Resumen de Estudio por microscopia electrónica de transmisión de la proteína hemolítica sticolisina II y su interacción con membranas modelo
En este trabajo se ha realizado un estudio pormenorizado, mediante la microscopía electrónica de transmisión, de la interacción existente entre la proteína Sticolisina II y membranas modelo. Dicha proteína es uno de los componentes activos del veneno de la anémona Stichodactyla helianthus y se ha mostrado como uno de los agentes hemolíticos más potentes aislados de un ser vivo.
En una primera etapa se realizaron ensayos con la finalidad de determinar si existía interacción de la proteína con vesículas preparadas a partir de lípidos naturales. Una vez demostrada la existencia de dicha interacción se procedió a realizar un estudio más detallado que permitiera deducir más datos a cerca de la interacción. Así, en una segunda etapa se llevó a cabo la preparación de cristales bidimensionales de Sticolisina II sobre monocapas de lipídicas de diferentes composiciones. Las micrografías obtenidas de dichos cristales fueron examinadas empleando tratamientos de imágenes basados en métodos de Fourier y se demostró que era posible la determinación de la estructura tridimensional de la Sticolisina II, así como de la ultraestructura que forma al interaccionar con lípidos.
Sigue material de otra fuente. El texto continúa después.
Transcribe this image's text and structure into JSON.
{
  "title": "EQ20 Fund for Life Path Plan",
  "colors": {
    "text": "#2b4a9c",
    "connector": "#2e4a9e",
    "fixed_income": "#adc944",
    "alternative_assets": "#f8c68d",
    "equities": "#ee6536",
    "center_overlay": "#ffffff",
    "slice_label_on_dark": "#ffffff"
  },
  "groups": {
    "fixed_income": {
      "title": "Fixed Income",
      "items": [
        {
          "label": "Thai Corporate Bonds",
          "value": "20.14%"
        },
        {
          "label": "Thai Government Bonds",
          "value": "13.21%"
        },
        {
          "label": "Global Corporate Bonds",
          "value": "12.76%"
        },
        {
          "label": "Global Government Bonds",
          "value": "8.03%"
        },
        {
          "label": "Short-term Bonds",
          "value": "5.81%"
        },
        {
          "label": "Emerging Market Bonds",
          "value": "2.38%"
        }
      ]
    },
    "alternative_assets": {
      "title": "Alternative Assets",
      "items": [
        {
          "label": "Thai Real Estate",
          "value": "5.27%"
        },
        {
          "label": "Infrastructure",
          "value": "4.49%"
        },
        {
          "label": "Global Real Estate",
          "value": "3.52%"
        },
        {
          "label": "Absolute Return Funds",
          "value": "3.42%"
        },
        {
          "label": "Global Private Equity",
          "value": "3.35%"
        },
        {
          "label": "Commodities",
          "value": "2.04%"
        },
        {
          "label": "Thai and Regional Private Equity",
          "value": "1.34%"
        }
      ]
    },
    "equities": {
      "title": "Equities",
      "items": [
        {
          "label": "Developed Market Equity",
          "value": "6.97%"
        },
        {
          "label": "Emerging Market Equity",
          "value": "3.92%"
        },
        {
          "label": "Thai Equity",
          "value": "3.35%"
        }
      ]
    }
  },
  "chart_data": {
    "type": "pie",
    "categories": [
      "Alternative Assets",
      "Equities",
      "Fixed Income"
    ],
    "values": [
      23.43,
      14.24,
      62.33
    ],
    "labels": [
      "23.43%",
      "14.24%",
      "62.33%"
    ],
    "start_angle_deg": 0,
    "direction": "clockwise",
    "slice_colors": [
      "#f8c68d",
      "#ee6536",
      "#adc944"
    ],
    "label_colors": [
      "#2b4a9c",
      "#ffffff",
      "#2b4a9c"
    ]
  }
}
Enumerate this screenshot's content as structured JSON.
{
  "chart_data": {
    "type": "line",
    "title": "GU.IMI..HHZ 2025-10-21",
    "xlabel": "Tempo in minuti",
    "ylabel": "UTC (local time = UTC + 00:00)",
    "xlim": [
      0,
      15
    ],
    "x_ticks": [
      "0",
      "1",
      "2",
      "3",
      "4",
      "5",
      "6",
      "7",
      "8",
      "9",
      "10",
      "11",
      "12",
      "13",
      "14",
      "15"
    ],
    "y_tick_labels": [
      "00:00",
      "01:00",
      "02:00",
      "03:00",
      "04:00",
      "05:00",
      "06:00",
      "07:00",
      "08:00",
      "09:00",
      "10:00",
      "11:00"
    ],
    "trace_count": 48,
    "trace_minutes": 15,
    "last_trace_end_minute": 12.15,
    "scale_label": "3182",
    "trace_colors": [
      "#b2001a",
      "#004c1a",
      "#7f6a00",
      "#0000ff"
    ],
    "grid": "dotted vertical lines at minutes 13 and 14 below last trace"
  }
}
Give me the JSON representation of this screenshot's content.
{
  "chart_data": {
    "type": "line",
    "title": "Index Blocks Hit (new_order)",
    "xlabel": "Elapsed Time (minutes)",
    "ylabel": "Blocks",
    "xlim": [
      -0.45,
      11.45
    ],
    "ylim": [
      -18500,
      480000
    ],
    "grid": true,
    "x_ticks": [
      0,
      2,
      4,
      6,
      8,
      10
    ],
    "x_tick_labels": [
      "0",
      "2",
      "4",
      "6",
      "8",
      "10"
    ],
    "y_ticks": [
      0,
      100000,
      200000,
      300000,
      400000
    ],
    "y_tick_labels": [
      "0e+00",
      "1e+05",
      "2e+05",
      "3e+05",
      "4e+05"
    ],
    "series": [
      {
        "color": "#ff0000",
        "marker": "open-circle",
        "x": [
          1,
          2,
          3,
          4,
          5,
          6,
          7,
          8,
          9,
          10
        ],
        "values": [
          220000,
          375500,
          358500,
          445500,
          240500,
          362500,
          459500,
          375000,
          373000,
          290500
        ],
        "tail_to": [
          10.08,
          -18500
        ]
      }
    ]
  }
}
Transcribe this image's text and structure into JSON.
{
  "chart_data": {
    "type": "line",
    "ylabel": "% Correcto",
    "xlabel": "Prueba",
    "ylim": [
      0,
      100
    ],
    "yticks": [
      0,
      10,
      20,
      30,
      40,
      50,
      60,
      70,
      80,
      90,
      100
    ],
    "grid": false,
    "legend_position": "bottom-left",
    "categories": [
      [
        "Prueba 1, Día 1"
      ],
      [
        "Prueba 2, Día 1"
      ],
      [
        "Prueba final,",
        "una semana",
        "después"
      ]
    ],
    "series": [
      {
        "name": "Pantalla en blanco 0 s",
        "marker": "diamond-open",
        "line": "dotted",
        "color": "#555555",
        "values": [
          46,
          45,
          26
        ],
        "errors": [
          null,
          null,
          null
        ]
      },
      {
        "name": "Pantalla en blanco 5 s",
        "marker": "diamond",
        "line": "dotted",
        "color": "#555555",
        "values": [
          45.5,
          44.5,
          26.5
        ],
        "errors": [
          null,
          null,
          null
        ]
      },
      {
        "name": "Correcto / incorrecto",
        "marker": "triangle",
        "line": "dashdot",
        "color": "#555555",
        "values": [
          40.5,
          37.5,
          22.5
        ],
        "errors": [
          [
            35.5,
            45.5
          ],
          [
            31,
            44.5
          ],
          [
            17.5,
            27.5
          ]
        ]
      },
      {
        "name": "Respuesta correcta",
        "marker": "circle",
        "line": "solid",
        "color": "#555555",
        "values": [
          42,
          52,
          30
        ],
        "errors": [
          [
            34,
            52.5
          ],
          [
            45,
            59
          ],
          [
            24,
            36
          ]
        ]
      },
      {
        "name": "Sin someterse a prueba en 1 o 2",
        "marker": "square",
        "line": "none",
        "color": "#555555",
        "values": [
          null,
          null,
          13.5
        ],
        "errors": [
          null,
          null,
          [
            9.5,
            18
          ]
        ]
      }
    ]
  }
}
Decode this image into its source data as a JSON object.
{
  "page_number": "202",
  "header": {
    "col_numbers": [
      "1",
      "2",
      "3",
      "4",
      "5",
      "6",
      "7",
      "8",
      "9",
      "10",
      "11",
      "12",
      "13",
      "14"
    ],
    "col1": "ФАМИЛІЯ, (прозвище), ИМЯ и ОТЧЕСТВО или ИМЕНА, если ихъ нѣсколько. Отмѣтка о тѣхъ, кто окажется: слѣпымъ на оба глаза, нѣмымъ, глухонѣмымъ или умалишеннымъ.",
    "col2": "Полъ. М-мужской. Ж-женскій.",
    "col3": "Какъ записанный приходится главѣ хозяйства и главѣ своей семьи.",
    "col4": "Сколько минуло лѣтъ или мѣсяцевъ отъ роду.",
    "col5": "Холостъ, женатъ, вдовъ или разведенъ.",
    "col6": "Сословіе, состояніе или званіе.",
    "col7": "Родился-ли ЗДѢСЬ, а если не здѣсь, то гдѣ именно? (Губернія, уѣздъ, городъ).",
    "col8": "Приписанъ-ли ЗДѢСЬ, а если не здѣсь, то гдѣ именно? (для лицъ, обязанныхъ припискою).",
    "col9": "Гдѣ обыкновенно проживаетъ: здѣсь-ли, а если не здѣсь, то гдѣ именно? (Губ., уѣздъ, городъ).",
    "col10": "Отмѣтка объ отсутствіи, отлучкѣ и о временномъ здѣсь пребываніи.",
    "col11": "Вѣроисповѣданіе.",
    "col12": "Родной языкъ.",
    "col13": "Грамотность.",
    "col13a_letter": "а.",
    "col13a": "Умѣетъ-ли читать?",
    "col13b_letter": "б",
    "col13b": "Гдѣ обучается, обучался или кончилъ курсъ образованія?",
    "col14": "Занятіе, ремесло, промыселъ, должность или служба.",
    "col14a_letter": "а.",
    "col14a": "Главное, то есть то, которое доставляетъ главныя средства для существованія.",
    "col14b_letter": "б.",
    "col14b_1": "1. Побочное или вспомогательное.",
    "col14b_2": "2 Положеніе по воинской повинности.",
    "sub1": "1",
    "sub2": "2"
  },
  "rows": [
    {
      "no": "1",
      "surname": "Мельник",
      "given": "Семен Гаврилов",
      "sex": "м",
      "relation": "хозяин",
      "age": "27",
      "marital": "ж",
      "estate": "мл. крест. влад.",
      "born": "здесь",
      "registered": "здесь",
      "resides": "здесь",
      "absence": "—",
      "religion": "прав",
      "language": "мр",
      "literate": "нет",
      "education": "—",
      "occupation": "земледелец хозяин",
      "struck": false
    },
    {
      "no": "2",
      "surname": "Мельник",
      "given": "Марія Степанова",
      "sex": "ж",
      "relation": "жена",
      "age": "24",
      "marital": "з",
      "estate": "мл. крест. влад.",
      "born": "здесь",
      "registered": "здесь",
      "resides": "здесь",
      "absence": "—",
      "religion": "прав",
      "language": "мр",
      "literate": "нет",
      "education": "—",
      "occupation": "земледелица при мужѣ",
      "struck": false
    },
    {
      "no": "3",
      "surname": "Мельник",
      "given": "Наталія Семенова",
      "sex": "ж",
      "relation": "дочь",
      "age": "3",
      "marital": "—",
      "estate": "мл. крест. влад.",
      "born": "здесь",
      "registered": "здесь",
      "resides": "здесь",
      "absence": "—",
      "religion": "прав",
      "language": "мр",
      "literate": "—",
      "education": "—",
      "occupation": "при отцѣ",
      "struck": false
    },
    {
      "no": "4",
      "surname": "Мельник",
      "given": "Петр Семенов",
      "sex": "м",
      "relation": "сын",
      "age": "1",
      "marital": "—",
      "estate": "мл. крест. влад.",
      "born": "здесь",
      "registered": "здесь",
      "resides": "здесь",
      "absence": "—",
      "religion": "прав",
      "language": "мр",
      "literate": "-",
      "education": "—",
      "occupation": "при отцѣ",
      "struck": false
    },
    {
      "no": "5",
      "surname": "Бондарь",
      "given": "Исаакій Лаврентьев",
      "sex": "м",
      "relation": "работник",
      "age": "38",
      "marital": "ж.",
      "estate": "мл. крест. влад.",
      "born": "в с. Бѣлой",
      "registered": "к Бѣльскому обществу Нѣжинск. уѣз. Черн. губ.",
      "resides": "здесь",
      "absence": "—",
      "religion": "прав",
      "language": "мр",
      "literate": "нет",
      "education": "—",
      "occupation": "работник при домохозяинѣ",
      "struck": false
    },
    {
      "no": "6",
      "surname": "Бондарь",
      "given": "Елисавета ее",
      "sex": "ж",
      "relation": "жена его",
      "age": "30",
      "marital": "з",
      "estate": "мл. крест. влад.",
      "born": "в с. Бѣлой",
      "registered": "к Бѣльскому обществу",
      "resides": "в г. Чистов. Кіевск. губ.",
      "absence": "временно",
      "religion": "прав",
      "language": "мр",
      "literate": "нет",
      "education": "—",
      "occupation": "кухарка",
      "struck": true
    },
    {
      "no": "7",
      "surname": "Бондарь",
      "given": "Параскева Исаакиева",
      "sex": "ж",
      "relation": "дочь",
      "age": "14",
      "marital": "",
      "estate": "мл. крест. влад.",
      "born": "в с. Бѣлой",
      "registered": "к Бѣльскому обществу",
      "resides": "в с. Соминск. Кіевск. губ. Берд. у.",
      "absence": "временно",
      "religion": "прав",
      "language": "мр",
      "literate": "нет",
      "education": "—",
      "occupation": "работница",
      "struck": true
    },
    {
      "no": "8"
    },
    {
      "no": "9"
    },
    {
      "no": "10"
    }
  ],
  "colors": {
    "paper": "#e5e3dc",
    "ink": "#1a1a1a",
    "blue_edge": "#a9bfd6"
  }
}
El análisis detallado de los cristales obtenidos mostró que pertenecían la grupo cristalográfico p22,2 (98x196x51 A). La reconstrucción tridimensional final presenta una proteína con 3 lóbulos, con una longitud máxima de 51 A y una anchura máxima de 39 A. La ultraestructura formada por la Sticolisina II al interaccionar con las monocapas es un poro tetramérico responsable del mecanismo de acción de la toxina. Además, en el proceso de síntesis de cristales se encontró una relación inversa entre la afinidad de la proteína por el lípido que compone la monocapa y la calidad del cristal; esta observación podría ser extrapolable para la cristalización de proteínas con este método.